First, let's create a function to calculate a MinHash:
In [1]:
from datasketch import MinHash # greate library for Probabilistic Data Structures
def mh_digest (data):
mh = MinHash(num_perm=512)
for d in data:
mh.update(d.encode('utf8')) # hashing and encoding with utf8
return mh
Then we'll iterate through each parsed document, adding the keywords to the MinHash:
In [2]:
import pynlp
files = ["a4.json", "a3.json", "a2.json", "a1.json"]

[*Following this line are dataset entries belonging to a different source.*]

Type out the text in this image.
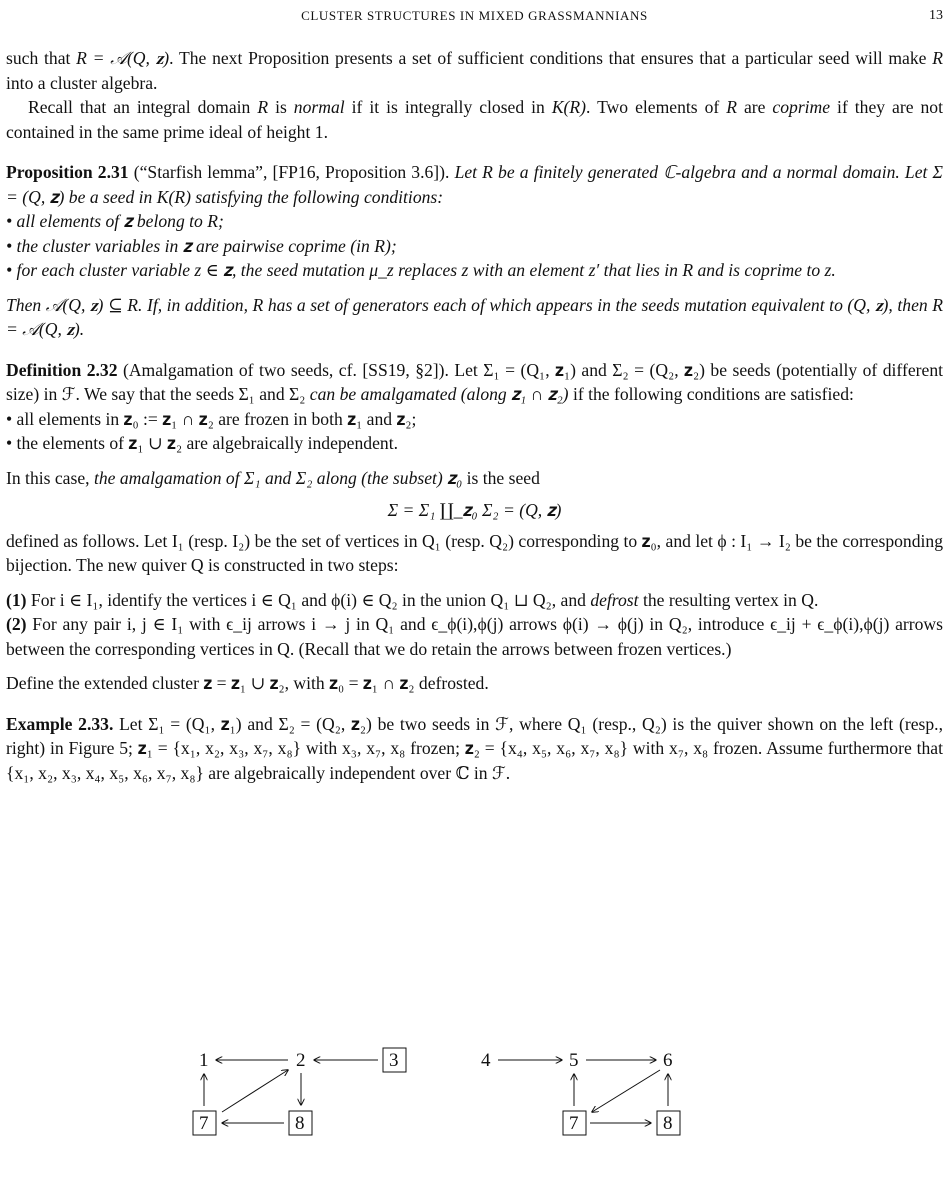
CLUSTER STRUCTURES IN MIXED GRASSMANNIANS	13

such that R = 𝒜(Q, 𝐳). The next Proposition presents a set of sufficient conditions that ensures that a particular seed will make R into a cluster algebra.

Recall that an integral domain R is normal if it is integrally closed in K(R). Two elements of R are coprime if they are not contained in the same prime ideal of height 1.

Proposition 2.31 (“Starfish lemma”, [FP16, Proposition 3.6]). Let R be a finitely generated ℂ-algebra and a normal domain. Let Σ = (Q, 𝐳) be a seed in K(R) satisfying the following conditions:

• all elements of 𝐳 belong to R;
• the cluster variables in 𝐳 are pairwise coprime (in R);
• for each cluster variable z ∈ 𝐳, the seed mutation μ_z replaces z with an element z′ that lies in R and is coprime to z.

Then 𝒜(Q, 𝐳) ⊆ R. If, in addition, R has a set of generators each of which appears in the seeds mutation equivalent to (Q, 𝐳), then R = 𝒜(Q, 𝐳).

Definition 2.32 (Amalgamation of two seeds, cf. [SS19, §2]). Let Σ₁ = (Q₁, 𝐳₁) and Σ₂ = (Q₂, 𝐳₂) be seeds (potentially of different size) in ℱ. We say that the seeds Σ₁ and Σ₂ can be amalgamated (along 𝐳₁ ∩ 𝐳₂) if the following conditions are satisfied:

• all elements in 𝐳₀ := 𝐳₁ ∩ 𝐳₂ are frozen in both 𝐳₁ and 𝐳₂;
• the elements of 𝐳₁ ∪ 𝐳₂ are algebraically independent.

In this case, the amalgamation of Σ₁ and Σ₂ along (the subset) 𝐳₀ is the seed

Σ = Σ₁ ∐_𝐳₀ Σ₂ = (Q, 𝐳)

defined as follows. Let I₁ (resp. I₂) be the set of vertices in Q₁ (resp. Q₂) corresponding to 𝐳₀, and let ϕ : I₁ → I₂ be the corresponding bijection. The new quiver Q is constructed in two steps:

(1) For i ∈ I₁, identify the vertices i ∈ Q₁ and ϕ(i) ∈ Q₂ in the union Q₁ ⊔ Q₂, and defrost the resulting vertex in Q.

(2) For any pair i, j ∈ I₁ with ϵ_ij arrows i → j in Q₁ and ϵ_ϕ(i),ϕ(j) arrows ϕ(i) → ϕ(j) in Q₂, introduce ϵ_ij + ϵ_ϕ(i),ϕ(j) arrows between the corresponding vertices in Q. (Recall that we do retain the arrows between frozen vertices.)

Define the extended cluster 𝐳 = 𝐳₁ ∪ 𝐳₂, with 𝐳₀ = 𝐳₁ ∩ 𝐳₂ defrosted.

Example 2.33. Let Σ₁ = (Q₁, 𝐳₁) and Σ₂ = (Q₂, 𝐳₂) be two seeds in ℱ, where Q₁ (resp., Q₂) is the quiver shown on the left (resp., right) in Figure 5; 𝐳₁ = {x₁, x₂, x₃, x₇, x₈} with x₃, x₇, x₈ frozen; 𝐳₂ = {x₄, x₅, x₆, x₇, x₈} with x₇, x₈ frozen. Assume furthermore that {x₁, x₂, x₃, x₄, x₅, x₆, x₇, x₈} are algebraically independent over ℂ in ℱ.

1	2	3
7	8
4	5	6
7	8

stopwords = pynlp.load_stopwords("stop.txt")
files_set = {}
files_mh = {}
for json_file in files: # for each json file initialize keywords
keywords = set([])
for lex in pynlp.lex_iter(json_file):
if (lex.pos != ".") and (lex.root not in stopwords): # throw away punctuations
keywords.add(lex.root) # add cannonical version of that word to the set
files_set[json_file] = keywords
files_mh[json_file] = mh_digest(keywords) # run the minhash algorithm
print(json_file, keywords)
Let's compare the HTML documents, using a pairwise MinHash to approximate their Jaccard similarity:
In [ ]:
# after leveraging MinHas instead of Jaccard and compare all 4 documents with each other
import itertools
sim = []
for i1, i2 in itertools.combinations(range(len(files)), 2):
j = files_mh[files[i1]].jaccard(files_mh[files[i2]])

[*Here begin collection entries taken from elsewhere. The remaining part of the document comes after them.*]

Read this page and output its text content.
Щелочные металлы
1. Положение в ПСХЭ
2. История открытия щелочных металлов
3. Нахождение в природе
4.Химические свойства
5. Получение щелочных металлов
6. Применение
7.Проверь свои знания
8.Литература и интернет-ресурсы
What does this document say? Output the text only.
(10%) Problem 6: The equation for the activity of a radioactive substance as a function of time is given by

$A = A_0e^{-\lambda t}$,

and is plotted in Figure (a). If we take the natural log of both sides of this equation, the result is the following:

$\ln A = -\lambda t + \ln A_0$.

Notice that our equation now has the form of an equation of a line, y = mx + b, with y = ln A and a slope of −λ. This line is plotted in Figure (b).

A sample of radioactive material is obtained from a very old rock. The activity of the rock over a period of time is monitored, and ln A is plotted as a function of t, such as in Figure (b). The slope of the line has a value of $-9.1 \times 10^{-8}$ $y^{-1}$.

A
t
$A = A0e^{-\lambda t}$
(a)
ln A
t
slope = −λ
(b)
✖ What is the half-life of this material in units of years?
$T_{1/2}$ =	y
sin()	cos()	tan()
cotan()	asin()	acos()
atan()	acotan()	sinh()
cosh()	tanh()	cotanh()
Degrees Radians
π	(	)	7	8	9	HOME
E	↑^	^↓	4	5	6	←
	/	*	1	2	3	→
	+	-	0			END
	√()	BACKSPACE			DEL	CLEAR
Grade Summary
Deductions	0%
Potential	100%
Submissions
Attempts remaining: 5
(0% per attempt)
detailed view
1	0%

sim.append((j, files[i1], files[i2],))
# MinHash to MinHas comparison is very cheap - a few persent of accuracy can buy a few degrees
# of speed
for jaccard, file1, file2 in sorted(sim, key=lambda x: x[0], reverse=True):
print("%0.4f\t%s\t%s" % (jaccard, file1, file2))

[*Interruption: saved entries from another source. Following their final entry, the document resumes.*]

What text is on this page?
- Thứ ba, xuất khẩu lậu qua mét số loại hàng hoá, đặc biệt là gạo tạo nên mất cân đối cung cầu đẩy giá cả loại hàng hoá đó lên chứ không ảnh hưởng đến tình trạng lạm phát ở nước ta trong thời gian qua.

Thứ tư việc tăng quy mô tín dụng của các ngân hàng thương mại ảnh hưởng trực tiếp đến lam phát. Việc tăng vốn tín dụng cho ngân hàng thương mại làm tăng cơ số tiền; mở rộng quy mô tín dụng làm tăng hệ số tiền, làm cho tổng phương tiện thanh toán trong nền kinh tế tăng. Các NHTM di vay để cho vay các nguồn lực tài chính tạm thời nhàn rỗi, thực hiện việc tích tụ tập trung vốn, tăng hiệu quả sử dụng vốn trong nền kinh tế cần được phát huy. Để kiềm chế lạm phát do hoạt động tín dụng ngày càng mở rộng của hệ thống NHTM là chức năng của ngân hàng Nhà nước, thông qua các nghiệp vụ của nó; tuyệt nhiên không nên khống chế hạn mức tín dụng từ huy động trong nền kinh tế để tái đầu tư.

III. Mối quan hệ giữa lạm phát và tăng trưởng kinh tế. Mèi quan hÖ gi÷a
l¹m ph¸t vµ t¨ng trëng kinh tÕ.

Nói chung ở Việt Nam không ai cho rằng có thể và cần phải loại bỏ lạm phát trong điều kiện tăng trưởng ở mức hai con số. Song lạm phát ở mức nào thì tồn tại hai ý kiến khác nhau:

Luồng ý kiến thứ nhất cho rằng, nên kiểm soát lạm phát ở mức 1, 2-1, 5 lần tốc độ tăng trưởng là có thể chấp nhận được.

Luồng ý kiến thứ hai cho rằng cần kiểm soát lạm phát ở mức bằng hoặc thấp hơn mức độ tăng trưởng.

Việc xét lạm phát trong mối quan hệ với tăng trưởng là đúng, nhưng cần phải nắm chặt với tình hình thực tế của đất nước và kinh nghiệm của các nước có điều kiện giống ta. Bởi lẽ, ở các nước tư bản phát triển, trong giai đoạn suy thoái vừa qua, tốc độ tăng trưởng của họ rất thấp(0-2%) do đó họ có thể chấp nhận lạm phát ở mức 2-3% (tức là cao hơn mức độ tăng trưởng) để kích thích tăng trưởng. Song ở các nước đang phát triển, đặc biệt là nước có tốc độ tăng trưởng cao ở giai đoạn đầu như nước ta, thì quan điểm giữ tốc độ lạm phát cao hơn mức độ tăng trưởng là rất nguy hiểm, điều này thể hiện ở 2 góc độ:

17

Note the top-ranked ("most similar") pair, where both html/article2.html and html/article3.html are about machine learning. Take a look at their overlapping keywords:
In [ ]:
files_set["a3.json"] & files_set["a2.json"]
# show the intersection words for the documents that have been approximated with MinHas
# what other documents are out there that are similar to this set of documents?